Recent advances have demonstrated the application of microcavity-containing hydrogel microparticles, known as nanovials, for the massively parallel and high-throughput screening of therapeutic T cell populations for adoptive cell therapies. Nanovial cavities coated with peptide-MHC (pMHC) or antigen tetramers selectively bind to their cognate T cell receptor (TCR) or chimeric antigen receptor (CAR) to activate T cells and capture secreted cytokines. However, binding of tetramers or recombinantly expressed antigen by T cells is not always correlated with T cell activation or cytotoxicity as the binding interface is not fully representative of the natural immunological synapse formed between T cells and professional antigen-presenting cells (APCs).
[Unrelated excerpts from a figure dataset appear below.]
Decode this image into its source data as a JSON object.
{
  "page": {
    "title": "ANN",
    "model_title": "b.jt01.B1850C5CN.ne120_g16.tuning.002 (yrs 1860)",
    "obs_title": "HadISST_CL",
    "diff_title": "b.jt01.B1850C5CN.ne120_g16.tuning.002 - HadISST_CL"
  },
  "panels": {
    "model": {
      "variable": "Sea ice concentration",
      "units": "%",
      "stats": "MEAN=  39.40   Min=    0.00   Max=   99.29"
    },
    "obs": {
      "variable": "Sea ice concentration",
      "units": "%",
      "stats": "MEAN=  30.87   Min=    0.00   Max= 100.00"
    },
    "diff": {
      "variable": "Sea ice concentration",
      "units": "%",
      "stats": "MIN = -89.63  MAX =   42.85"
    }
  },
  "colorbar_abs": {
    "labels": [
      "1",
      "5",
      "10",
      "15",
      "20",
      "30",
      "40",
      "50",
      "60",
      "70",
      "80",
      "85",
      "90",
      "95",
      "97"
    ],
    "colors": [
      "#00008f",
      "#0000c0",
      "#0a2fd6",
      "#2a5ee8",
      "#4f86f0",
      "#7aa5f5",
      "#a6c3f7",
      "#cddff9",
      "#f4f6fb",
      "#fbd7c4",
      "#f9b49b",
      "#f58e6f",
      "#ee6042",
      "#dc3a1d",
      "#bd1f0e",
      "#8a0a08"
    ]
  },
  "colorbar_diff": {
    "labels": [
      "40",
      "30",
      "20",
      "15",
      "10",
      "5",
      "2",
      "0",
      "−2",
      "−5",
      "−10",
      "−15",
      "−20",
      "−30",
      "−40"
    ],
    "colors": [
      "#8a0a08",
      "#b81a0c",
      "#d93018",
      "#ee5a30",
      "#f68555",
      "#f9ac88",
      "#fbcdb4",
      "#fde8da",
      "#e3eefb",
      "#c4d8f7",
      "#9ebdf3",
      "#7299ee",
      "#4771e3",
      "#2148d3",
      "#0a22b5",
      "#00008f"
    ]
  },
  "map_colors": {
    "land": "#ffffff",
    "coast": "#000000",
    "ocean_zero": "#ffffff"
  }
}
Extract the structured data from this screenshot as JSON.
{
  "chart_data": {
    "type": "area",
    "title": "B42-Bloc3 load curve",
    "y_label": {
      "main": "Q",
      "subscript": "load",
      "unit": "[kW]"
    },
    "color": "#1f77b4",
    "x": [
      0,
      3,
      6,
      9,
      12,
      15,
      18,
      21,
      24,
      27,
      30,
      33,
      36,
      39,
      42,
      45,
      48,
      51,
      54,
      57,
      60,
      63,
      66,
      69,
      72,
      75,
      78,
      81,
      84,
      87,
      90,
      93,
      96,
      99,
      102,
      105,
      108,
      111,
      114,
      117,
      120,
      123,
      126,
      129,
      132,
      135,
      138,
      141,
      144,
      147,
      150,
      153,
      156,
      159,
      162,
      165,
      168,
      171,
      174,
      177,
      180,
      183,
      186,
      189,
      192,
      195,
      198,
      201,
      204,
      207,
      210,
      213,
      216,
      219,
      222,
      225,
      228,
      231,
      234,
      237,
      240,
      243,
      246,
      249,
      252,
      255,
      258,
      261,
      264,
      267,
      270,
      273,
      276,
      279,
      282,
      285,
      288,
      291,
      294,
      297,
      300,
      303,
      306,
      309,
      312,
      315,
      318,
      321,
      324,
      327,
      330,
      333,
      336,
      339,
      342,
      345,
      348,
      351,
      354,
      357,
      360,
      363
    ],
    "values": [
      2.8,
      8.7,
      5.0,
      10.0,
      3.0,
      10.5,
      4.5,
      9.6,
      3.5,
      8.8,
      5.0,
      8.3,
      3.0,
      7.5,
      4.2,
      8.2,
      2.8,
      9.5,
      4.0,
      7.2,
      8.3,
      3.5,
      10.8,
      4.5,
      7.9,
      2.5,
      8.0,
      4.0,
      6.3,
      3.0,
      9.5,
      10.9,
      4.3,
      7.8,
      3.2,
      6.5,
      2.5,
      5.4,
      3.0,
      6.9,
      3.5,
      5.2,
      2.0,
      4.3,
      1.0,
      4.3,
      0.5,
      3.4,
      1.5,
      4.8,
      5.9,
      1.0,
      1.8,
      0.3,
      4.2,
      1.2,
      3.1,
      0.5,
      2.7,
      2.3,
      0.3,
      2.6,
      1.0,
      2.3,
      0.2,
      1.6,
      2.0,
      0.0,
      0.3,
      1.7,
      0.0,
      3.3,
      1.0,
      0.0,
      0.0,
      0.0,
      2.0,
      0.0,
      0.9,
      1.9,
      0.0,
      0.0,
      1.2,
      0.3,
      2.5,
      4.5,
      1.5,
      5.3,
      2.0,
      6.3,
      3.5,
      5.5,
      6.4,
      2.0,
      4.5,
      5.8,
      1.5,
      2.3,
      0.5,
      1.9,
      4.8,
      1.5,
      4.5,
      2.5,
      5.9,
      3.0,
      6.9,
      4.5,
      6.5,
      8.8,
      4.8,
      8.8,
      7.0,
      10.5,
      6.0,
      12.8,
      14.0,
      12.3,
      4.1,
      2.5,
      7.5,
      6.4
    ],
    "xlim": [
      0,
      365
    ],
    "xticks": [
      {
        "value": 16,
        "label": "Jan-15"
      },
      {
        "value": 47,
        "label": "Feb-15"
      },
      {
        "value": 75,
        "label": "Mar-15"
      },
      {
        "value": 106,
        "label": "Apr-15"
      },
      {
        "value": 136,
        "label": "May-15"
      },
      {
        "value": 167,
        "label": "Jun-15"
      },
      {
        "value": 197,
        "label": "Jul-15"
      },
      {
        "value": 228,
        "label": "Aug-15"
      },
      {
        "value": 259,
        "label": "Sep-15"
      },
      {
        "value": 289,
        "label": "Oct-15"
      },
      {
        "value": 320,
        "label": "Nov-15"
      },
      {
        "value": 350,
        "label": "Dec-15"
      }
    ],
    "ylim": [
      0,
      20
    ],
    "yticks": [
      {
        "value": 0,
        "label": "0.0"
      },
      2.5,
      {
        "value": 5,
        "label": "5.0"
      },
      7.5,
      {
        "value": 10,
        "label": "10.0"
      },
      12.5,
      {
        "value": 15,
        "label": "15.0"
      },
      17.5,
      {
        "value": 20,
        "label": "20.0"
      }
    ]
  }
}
Here, we leverage the recent discovery of an ESCRT- and ALIX-binding region (EABR) sequence to generate antigen-presenting vesicles and cancer-mimicking exosomes from standard HEK293T and Expi293F cell cultures. EABR-mediated vesicles present natural, full-length oncologically-relevant membrane proteins embedded in lipid bilayers to functionalize the nanovial cavity with cell-like membranes. These hydrogel nanovials functionalized with the EABR-mediated vesicles show improved T cell capture of 1G4 T cells and enhanced activation of HER2 CAR-T cells compared to hydrogel surfaces functionalized with recombinantly-expressed soluble proteins.